You can't fake character; you can only photograph it. This is why so many submissions fail at this stage. The submitter spotted the silhouette and the ratio but the photo was a stock-image render. Photographs of objects-in-context outperform studio shots almost every time.
Common false positives
- Bodybuilders, failing the rule "things, not people" before any test even runs. See the editorial guide.
- Animals, wrong category. Even very round ones.
- Cartoon renders, we work in photographs. Illustrated objects are out.
- Round-but-uniform objects, bowling balls, billiard balls, marbles.

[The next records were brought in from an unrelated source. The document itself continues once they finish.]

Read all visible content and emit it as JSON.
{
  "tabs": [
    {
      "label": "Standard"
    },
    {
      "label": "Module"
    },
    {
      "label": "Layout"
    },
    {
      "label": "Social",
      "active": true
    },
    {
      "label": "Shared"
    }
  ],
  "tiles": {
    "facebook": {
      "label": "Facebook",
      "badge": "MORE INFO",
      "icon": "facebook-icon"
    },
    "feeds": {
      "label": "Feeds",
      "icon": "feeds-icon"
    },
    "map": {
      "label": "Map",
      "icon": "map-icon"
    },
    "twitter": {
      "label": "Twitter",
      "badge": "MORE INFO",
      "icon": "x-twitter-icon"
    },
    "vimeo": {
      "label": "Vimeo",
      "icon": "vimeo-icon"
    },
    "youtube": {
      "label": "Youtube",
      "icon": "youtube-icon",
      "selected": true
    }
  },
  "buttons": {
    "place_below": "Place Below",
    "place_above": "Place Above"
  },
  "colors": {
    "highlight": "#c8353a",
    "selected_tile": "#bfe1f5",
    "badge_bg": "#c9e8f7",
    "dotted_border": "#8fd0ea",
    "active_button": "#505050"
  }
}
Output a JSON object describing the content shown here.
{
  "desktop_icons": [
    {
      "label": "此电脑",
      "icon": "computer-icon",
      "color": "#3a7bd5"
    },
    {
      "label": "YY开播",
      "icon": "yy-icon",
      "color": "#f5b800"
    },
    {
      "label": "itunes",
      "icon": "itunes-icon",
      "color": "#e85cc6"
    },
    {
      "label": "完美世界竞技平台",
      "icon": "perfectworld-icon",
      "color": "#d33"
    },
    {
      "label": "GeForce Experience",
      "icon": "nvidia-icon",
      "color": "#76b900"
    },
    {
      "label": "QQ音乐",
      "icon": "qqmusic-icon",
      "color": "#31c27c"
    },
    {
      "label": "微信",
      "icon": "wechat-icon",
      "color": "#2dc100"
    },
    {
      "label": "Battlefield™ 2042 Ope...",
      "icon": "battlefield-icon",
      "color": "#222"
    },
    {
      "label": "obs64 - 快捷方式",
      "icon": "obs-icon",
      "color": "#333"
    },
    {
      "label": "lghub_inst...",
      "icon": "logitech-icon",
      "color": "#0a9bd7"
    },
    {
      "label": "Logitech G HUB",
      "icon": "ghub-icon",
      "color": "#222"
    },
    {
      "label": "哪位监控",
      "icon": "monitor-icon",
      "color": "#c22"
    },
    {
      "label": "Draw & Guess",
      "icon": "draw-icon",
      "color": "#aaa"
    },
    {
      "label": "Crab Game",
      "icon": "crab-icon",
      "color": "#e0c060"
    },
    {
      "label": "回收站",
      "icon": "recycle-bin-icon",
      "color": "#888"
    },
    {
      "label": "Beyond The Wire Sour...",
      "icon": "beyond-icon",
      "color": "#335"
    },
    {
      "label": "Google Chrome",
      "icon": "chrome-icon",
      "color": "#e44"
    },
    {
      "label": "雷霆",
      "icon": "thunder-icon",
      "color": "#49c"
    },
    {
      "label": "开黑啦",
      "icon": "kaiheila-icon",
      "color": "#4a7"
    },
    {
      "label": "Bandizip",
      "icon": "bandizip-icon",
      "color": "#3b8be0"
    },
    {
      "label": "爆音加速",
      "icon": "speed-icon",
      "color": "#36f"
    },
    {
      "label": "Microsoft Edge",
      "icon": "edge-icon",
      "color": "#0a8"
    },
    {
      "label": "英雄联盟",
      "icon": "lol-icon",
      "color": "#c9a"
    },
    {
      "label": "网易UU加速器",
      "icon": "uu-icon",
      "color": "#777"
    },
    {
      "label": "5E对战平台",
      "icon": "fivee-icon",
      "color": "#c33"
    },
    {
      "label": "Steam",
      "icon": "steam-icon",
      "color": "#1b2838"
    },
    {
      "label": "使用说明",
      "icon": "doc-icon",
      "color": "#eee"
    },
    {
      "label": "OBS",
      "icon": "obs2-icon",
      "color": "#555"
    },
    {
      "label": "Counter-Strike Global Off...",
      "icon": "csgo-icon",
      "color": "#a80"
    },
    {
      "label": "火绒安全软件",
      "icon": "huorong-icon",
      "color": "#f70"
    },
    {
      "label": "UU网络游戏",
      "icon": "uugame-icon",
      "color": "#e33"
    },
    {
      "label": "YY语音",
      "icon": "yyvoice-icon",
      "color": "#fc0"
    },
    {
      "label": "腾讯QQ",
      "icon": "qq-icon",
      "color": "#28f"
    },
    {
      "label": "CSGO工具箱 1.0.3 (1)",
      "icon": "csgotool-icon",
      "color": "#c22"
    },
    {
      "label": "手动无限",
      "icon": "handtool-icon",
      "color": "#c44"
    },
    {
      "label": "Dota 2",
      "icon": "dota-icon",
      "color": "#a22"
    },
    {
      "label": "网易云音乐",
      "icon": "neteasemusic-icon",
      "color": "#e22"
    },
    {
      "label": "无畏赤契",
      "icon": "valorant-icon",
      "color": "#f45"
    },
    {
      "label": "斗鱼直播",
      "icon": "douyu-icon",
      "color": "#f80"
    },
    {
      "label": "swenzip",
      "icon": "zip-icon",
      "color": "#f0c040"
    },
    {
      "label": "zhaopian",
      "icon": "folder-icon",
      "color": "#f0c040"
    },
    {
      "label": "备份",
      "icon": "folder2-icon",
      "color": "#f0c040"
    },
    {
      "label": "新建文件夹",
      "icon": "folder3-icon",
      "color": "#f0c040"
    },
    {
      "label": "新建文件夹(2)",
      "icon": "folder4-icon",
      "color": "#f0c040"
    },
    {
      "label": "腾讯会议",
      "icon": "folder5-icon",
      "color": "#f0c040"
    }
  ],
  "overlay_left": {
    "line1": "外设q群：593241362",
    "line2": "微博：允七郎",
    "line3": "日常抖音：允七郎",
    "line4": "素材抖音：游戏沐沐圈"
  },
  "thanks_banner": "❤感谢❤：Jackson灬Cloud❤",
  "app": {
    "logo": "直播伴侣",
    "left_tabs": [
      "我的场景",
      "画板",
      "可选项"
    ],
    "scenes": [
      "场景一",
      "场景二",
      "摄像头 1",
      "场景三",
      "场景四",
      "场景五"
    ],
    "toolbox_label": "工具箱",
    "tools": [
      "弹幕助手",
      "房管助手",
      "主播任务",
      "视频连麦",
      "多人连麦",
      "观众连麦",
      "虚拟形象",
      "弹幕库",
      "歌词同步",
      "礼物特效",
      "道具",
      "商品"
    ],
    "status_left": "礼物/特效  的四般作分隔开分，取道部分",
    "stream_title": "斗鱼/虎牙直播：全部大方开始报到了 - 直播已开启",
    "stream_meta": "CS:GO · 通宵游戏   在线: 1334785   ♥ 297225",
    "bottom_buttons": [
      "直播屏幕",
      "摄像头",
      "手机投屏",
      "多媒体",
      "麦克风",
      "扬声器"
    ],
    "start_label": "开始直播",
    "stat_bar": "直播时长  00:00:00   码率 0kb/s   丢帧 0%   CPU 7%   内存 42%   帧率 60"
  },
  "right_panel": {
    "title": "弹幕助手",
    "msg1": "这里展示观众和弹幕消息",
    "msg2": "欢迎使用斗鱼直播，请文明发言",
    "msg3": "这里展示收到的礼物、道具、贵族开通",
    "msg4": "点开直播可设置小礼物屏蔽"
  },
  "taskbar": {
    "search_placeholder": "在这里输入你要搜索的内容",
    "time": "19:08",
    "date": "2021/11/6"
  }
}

Spheres aren't thiccc; they're just spherical. Thiccc-ness implies departure from expected proportion, not platonic geometry.
A worked example
You walk past an old Kenworth dump truck parked at a quarry. Apply the tests:
- Silhouette: the bed fully extended, the cab tucked beneath. From half a block, the shape reads as full. Pass.
- Ratio: the bed width is significantly wider than the cab. The rear axles double up. Pass.
- Character: weathered paint, a deck of mud on the running boards, a forty-year-old hood ornament. Pass.
Three of three. Submit it.
Going deeper
The next time you spot a candidate, photograph it (with permission if it's on private property), and send it to the submission form. Read What Counts as Thiccc? for the editorial line. Subscribe to the RSS feed for daily examples that train the eye.
It takes about a week for the visual habit to set in. After that, you'll see them everywhere. Don't say we didn't warn you.
An editorial response
Bartholomew "Bart" Pruss · Senior Cataloguer
Three tests. No instruments. The catalogue, properly understood, requires fourteen criteria, seven of which demand a calibrated reference object. I have filed accordingly.